Common Questions

  1. What is the purpose of a constitution?

    At State level, a constitution is the body of rules which:
    1. establishes the key institutions of Legislature, Executive and Judiciary,
    2. prescribes the mechanism for choosing the members of those institutions; and
    3. sets out the extent of their powers.

Constitutions usually also assert the key rights of the State's citizens, and the extent to which the State can interfere with them.

  1. What is the difference between a codified constitution and an uncodified constitution?

A codified constitution is one in which all the key rules of the constitution have been organised into a single document - as in the USA. Typically, a codified constitution is a form of "higher law" to which all other laws are subject - so, in the USA, if an ordinary law conflicts with the constitution, then the Supreme Court of the USA is required by the constitution to strike it down.

The UK, on the other hand, has an uncodified constitution.
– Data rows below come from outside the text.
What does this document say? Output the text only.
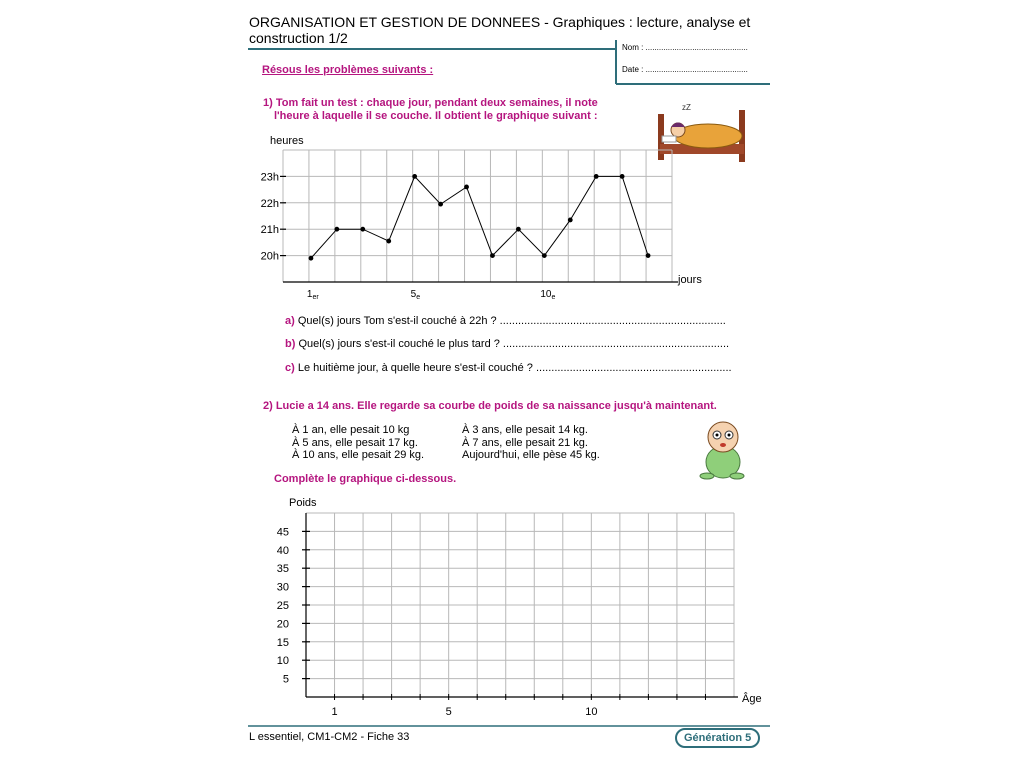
ORGANISATION ET GESTION DE DONNEES - Graphiques : lecture, analyse et construction 1/2
Nom : ..............................................
Date : ..............................................
Résous les problèmes suivants :
1) Tom fait un test : chaque jour, pendant deux semaines, il note
l'heure à laquelle il se couche. Il obtient le graphique suivant :
zZ
heures
jours
20h
21h
22h
23h
$1_{er}$	$5_e$	$10_e$
a) Quel(s) jours Tom s'est-il couché à 22h ? ..........................................................................
b) Quel(s) jours s'est-il couché le plus tard ? ..........................................................................
c) Le huitième jour, à quelle heure s'est-il couché ? ................................................................
2) Lucie a 14 ans. Elle regarde sa courbe de poids de sa naissance jusqu'à maintenant.
À 1 an, elle pesait 10 kg
À 5 ans, elle pesait 17 kg.
À 10 ans, elle pesait 29 kg.
À 3 ans, elle pesait 14 kg.
À 7 ans, elle pesait 21 kg.
Aujourd'hui, elle pèse 45 kg.
Complète le graphique ci-dessous.
Poids
Âge
5
10
15
20
25
30
35
40
45
1	5	10
L essentiel, CM1-CM2 - Fiche 33	Génération 5
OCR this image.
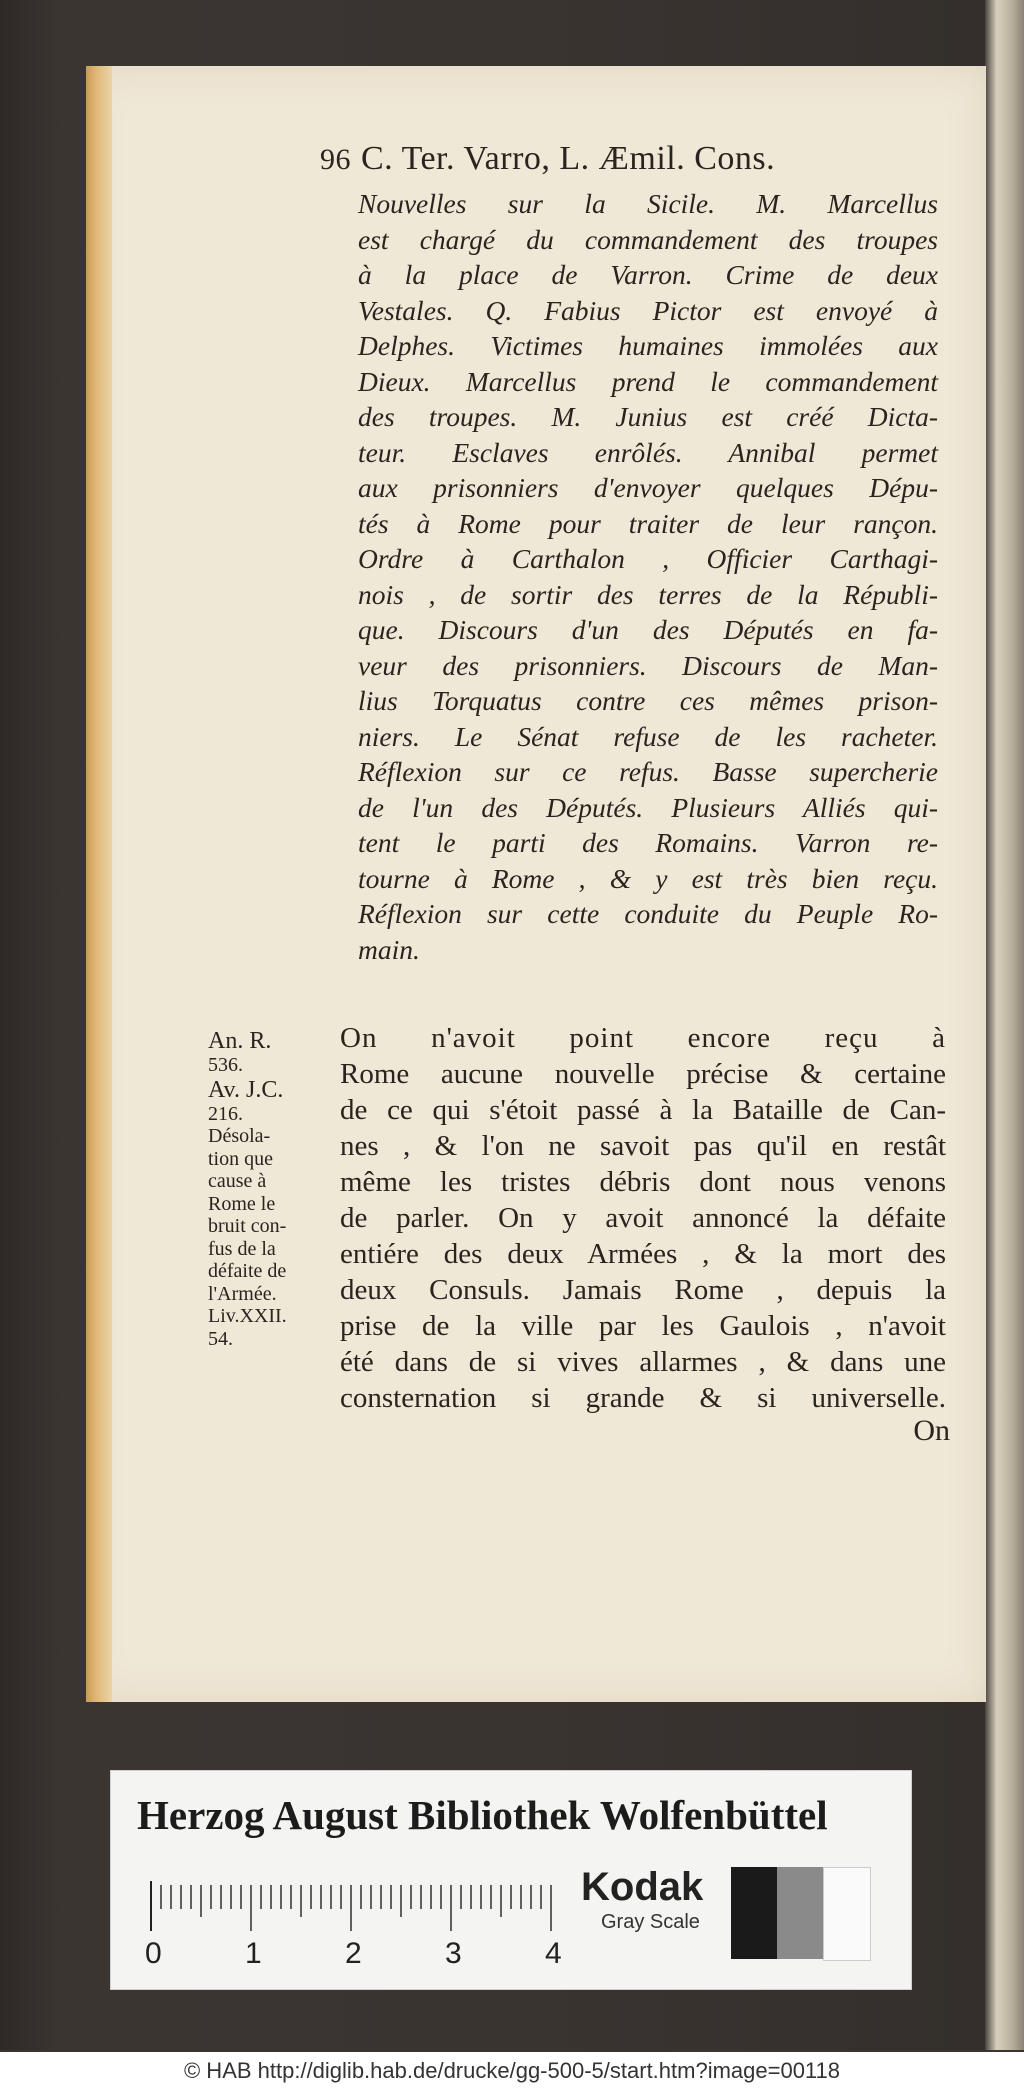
96 C. Ter. Varro, L. Æmil. Cons.
Nouvelles sur la Sicile. M. Marcellus
est chargé du commandement des troupes
à la place de Varron. Crime de deux
Vestales. Q. Fabius Pictor est envoyé à
Delphes. Victimes humaines immolées aux
Dieux. Marcellus prend le commandement
des troupes. M. Junius est créé Dicta-
teur. Esclaves enrôlés. Annibal permet
aux prisonniers d'envoyer quelques Dépu-
tés à Rome pour traiter de leur rançon.
Ordre à Carthalon , Officier Carthagi-
nois , de sortir des terres de la Républi-
que. Discours d'un des Députés en fa-
veur des prisonniers. Discours de Man-
lius Torquatus contre ces mêmes prison-
niers. Le Sénat refuse de les racheter.
Réflexion sur ce refus. Basse supercherie
de l'un des Députés. Plusieurs Alliés qui-
tent le parti des Romains. Varron re-
tourne à Rome , & y est très bien reçu.
Réflexion sur cette conduite du Peuple Ro-
main.
An. R.
536.
Av. J.C.
216.
Désola-
tion que
cause à
Rome le
bruit con-
fus de la
défaite de
l'Armée.
Liv.XXII.
54.
On n'avoit point encore reçu à
Rome aucune nouvelle précise & certaine
de ce qui s'étoit passé à la Bataille de Can-
nes , & l'on ne savoit pas qu'il en restât
même les tristes débris dont nous venons
de parler. On y avoit annoncé la défaite
entiére des deux Armées , & la mort des
deux Consuls. Jamais Rome , depuis la
prise de la ville par les Gaulois , n'avoit
été dans de si vives allarmes , & dans une
consternation si grande & si universelle.
On
Herzog August Bibliothek Wolfenbüttel
0	1	2	3	4
Kodak
Gray Scale
© HAB http://diglib.hab.de/drucke/gg-500-5/start.htm?image=00118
This means that, while the UK does have rules about e.g. who can vote in Parliamentary elections, how Government Ministers are chosen, and key citizens' rights (e.g. the Human Rights Act 1998), these rules are found in a variety of sources, and have no special legal status. Some of the rules (e.g. conventions as to how Government Ministers are appointed) are not even laws at all - just expectations about how the Queen and other key players in the Constitution will exercise their legal powers.

  1. Why doesn't the UK have a codified constitution?

Most countries adopt a codified constitution at a key changing point in their history - e.g. following:

  • a declaration of independence from a former colonial power (USA)
  • a violent revolution (France)
  • defeat in war (Germany)
  • a breakdown in the previous political system (Russia)

The UK has not experienced any of these events in almost 1,000 years. Instead, the UK's uncodified constitution has evolved gradually, through a series of individual laws and changes, rather than in a single "big bang".

  1. What is entrenchment?

Since a codified constitution is a deliberate attempt to articulate the defining political, social and legal values of the society which adopts it, it usually contains mechanisms designed to "entrench" those values, and protect them against change. These mechanisms typically require any law amending the constitution to be passed by a special majority in the legislature, and/or to be approved by a referendum. This makes it more difficult to change the constitution than it would be to change other, ordinary laws.

For example, while there have been 27 Amendments to the USA's constitution since it was adopted in 1787 (so it's not impossible to change it!), the constitution itself requires any Amendment to be approved by a two-thirds majority in each chamber of the legislature, the President, and three-quarters of the 50 States. In reality, this is extremely difficult to achieve - the most recent Amendment took 203 years to be passed!

By contrast, in the UK, even "constitutional statutes" such as the Human Rights Act 1998, are not subject to any special law-making procedures, and can be changed or repealed just as easily as any other Act of Parliament.

  1. What is the theory of the separation of powers?

This is a political idea, set out in Baron de Montesquieu's De L'Esprit de Lois, which requires the 3 key institutions of State, i.e.:

  • the legislature (the law-making body - in the UK, Parliament);
  • the executive (the body that runs the country - in the UK, Government); and
  • the judiciary (the body which decides legal disputes - in the UK, the Courts)

to be separate both in function and personnel. This means that none of the 3 institutions should perform or interfere with the functions of another, and that no one should work in more than one of the institutions.

The USA's codified constitution is firmly based on the separation of powers. The UK's uncodified constitution, on the other hand, contains significant overlaps of both function and personnel between Parliament and the Government.